Finding the total number combinations for an integer using three numbers

Question

For a given integer, n, I need to print all the lists of length 3 which sum to n. The members of the list must be non-negative integers. After printing all these lists, it must then print the number of lists that were found.

For example, if n=2:

• 1+0+1 = 2
• 1+1+0 = 2
• 0+1+1 = 2
• 2+0+0 = 2
• 0+0+2 = 2
• 0+2+0 = 2

Here is the program I did for lists of length 2 rather than lists of length 3:

#include <stdio.h>
int main (void)
{
    int total;
    int c1=0;
    int c2=0;
    int c3=0;
    int count;

    printf("Welcome friends and mainly enemies to the thingy. Only postive intergers!!!\n That's right just enter a number here:");
    scanf ("%d",&total);
    printf ("\n\n\nWhy pick %d? Here is the list if combinations anyway,",total);

    for (count=0;count<=total;count++)
    {
        printf ("\n");
        for (c1=count;c1==count;c1--)
        {
            printf("%d ",c1);

        }
        for (c2=total-count;c2<=total-count;c2++)
        {
            printf("%d",c2);

        }

    }
    printf ("\n\nThere are %d number combinations that total %d",count,total);

}

The goal is to extend this from lists of length two to lists of length 3.

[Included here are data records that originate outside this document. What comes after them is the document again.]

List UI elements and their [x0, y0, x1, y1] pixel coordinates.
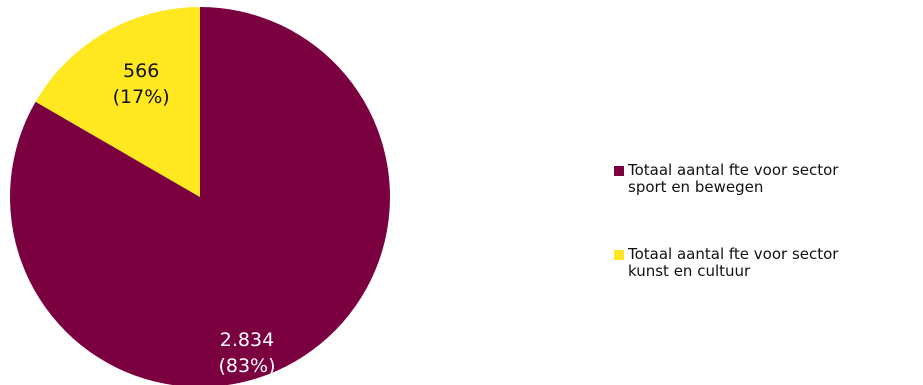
legend-swatch-sport: [614, 166, 624, 176]
legend: Totaal aantal fte voor sector sport en b…: [614, 162, 923, 280]
legend-label-kunst: Totaal aantal fte voor sector kunst en c…: [628, 245, 839, 280]
pie-slices: [10, 7, 390, 385]
legend-item-kunst: Totaal aantal fte voor sector kunst en c…: [614, 246, 923, 280]
slice-percent-label-kunst: (17%): [113, 86, 170, 108]
pie-slice-kunst: [35, 7, 200, 197]
legend-label-sport: Totaal aantal fte voor sector sport en b…: [628, 161, 839, 196]
slice-percent-label-sport: (83%): [218, 355, 275, 377]
pie-slice-sport: [10, 7, 390, 385]
pie-labels: 2.834 (83%) 566 (17%): [113, 60, 276, 377]
legend-swatch-kunst: [614, 250, 624, 260]
pie-chart-plot: 2.834 (83%) 566 (17%): [10, 7, 390, 385]
slice-value-label-kunst: 566: [123, 60, 159, 82]
slice-value-label-sport: 2.834: [220, 329, 274, 351]
legend-item-sport: Totaal aantal fte voor sector sport en b…: [614, 162, 923, 196]
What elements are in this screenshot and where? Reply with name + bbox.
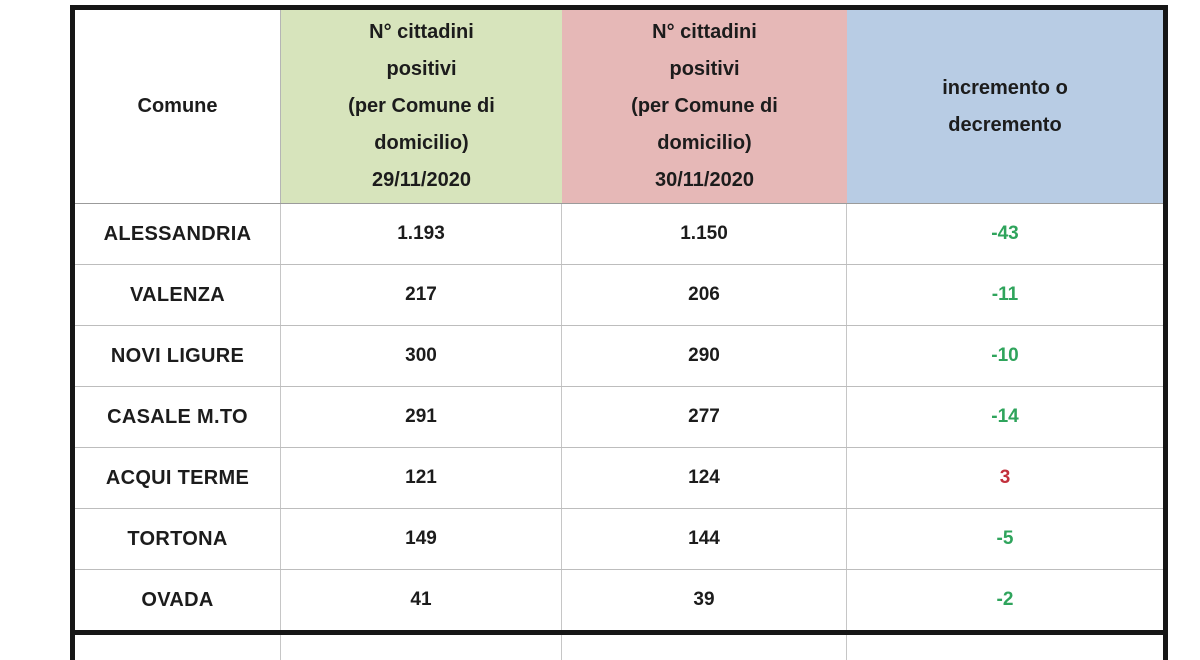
value-29-11-cell: 291 xyxy=(281,387,562,447)
value-29-11-cell: 217 xyxy=(281,265,562,325)
table-row: ALESSANDRIA 1.193 1.150 -43 xyxy=(75,203,1163,264)
header-cell-incremento-decremento: incremento o decremento xyxy=(847,10,1163,203)
value-30-11-cell: 277 xyxy=(562,387,847,447)
table-row: TORTONA 149 144 -5 xyxy=(75,508,1163,569)
table-row: CASALE M.TO 291 277 -14 xyxy=(75,386,1163,447)
table-row: NOVI LIGURE 300 290 -10 xyxy=(75,325,1163,386)
table-body: ALESSANDRIA 1.193 1.150 -43 VALENZA 217 … xyxy=(75,203,1163,630)
clipped-cell xyxy=(281,635,562,660)
clipped-cell xyxy=(75,635,281,660)
comuni-positivi-table: Comune N° cittadini positivi (per Comune… xyxy=(70,5,1168,660)
value-29-11-cell: 41 xyxy=(281,570,562,630)
value-30-11-cell: 1.150 xyxy=(562,204,847,264)
value-30-11-cell: 39 xyxy=(562,570,847,630)
table-row: OVADA 41 39 -2 xyxy=(75,569,1163,630)
value-30-11-cell: 206 xyxy=(562,265,847,325)
value-30-11-cell: 144 xyxy=(562,509,847,569)
comune-cell: ALESSANDRIA xyxy=(75,204,281,264)
value-29-11-cell: 121 xyxy=(281,448,562,508)
delta-cell: -5 xyxy=(996,528,1014,549)
table-row: ACQUI TERME 121 124 3 xyxy=(75,447,1163,508)
header-cell-positivi-29-11: N° cittadini positivi (per Comune di dom… xyxy=(281,10,562,203)
clipped-cell xyxy=(847,635,1163,660)
value-30-11-cell: 124 xyxy=(562,448,847,508)
table-header-row: Comune N° cittadini positivi (per Comune… xyxy=(75,10,1163,203)
comune-cell: VALENZA xyxy=(75,265,281,325)
delta-cell: -14 xyxy=(991,406,1019,427)
comune-cell: TORTONA xyxy=(75,509,281,569)
delta-cell: -2 xyxy=(996,589,1014,610)
delta-cell: 3 xyxy=(999,467,1011,488)
delta-cell: -43 xyxy=(991,223,1019,244)
comune-cell: OVADA xyxy=(75,570,281,630)
value-30-11-cell: 290 xyxy=(562,326,847,386)
value-29-11-cell: 300 xyxy=(281,326,562,386)
clipped-cell xyxy=(562,635,847,660)
delta-cell: -10 xyxy=(991,345,1019,366)
delta-cell: -11 xyxy=(991,284,1019,305)
table-row: VALENZA 217 206 -11 xyxy=(75,264,1163,325)
clipped-next-row xyxy=(75,630,1163,660)
value-29-11-cell: 149 xyxy=(281,509,562,569)
header-cell-positivi-30-11: N° cittadini positivi (per Comune di dom… xyxy=(562,10,847,203)
header-cell-comune: Comune xyxy=(75,10,281,203)
value-29-11-cell: 1.193 xyxy=(281,204,562,264)
comune-cell: ACQUI TERME xyxy=(75,448,281,508)
comune-cell: NOVI LIGURE xyxy=(75,326,281,386)
comune-cell: CASALE M.TO xyxy=(75,387,281,447)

Additional Info: I can only use one other variable c3.

Answer 1

#include <stdio.h>

void main()
{
    unsigned int num, p1, p2, p3, count=0;

    printf("Enter a positive number : ");

    scanf("%d", &num);

    for (p1=0; p1<=num; p1++)
    {
        for (p2=0; p2<=num; p2++)
        {
            for (p3=0; p3<=num; p3++)
            {
                if (p1 + p2 + p3 == num)
                {
                    count++;
                    printf("%d + %d + %d = %d\n", p1, p2, p3, num);
                }
            }
        }
    }
    printf("\nThe total combinations for your number %d = %d", num, count);
}

Answer 2

Hope this helps:

int c3 = 0;
for (int c1 = 0; c1 <= total; c1++) {       
    for (int c2 = total - c1; c2 >= 0; c2--){
        printf("%d %d %d \n", c1, c2, total - c1 - c2);
        c3++;
    }

}

printf("there are %d ways to sum to %d", c3, total);

Answer 3

If you are interested only in the number the answer is combination with repetition of total + 1 elements 2nd class: Let me explain this: let us consider total number of 1s. They have total + 1 gaps inbetween counting the gap before the first 1 and after the last one. You are trying to choose 3 numbers that sum up to total: we will do that by placing to separators in the gaps I just explained. The first number will be the sum of ones before the first separators, the second - the number of ones between the separators, the third - the remaining ones. Note that because we allow for the numbers to be zero we allow the separators to be placed in the same gap and also to be before the first 1 and after the last 1. This is exactly equivalent to "combination with repetition of total + 1 elements 2nd class" as I already said and is classical combinatorial problem. You can read about those kind of combinations here but basically the answer will be ((total + 1) * (total + 2)) / 2. Btw I would suggest to retag this problem with at least algorithm tag.

EDIT: Following the request of further explanation, I will just illustrate all my thoughts with example (actually on the same example you gave in the question): we need to split 2 in three groups. 2 leads us to the number of ones we have to write: _1_1_. Here I have written the so-called-by-me gaps with '_'. Now, I will denote the two separators with '|'. Again the separators are used to determine what amount of 1s are used for the first, second and third number in the sum partition. On the left I write the combination using my notation and on the right the corresponding combination in your notation.

||_1_1_ -> 0, 0, 2
|_1|_1_ -> 0, 1, 1
|_1_1|_ -> 0, 2, 0
_1||_1_ -> 1, 0, 1
_1|_1|_ -> 1, 1, 0
_1_1||_ -> 2, 0, 0

Now, hopefully you understand better what are separators and how they are used to determine what are the three numbers used in a combination. If you increase total the logic stays the same, but you will need to write more if you need to illustrate the case.

Probably now you also understand why the gaps are total + 1 and how each of the two separators can happen to be in each of these two gaps. all this leads us to the promised combination with repetition of total + 1 elements of 2nd class.

Answer 4

As I see it, this is problem for mathematics not programing

In case all three integers are distinct and can be used more then once:

3 possibilities for 1st digit
3 possibilities for 2nd digit
3 possibilities for 3rd digit
--
27 = 3*3*3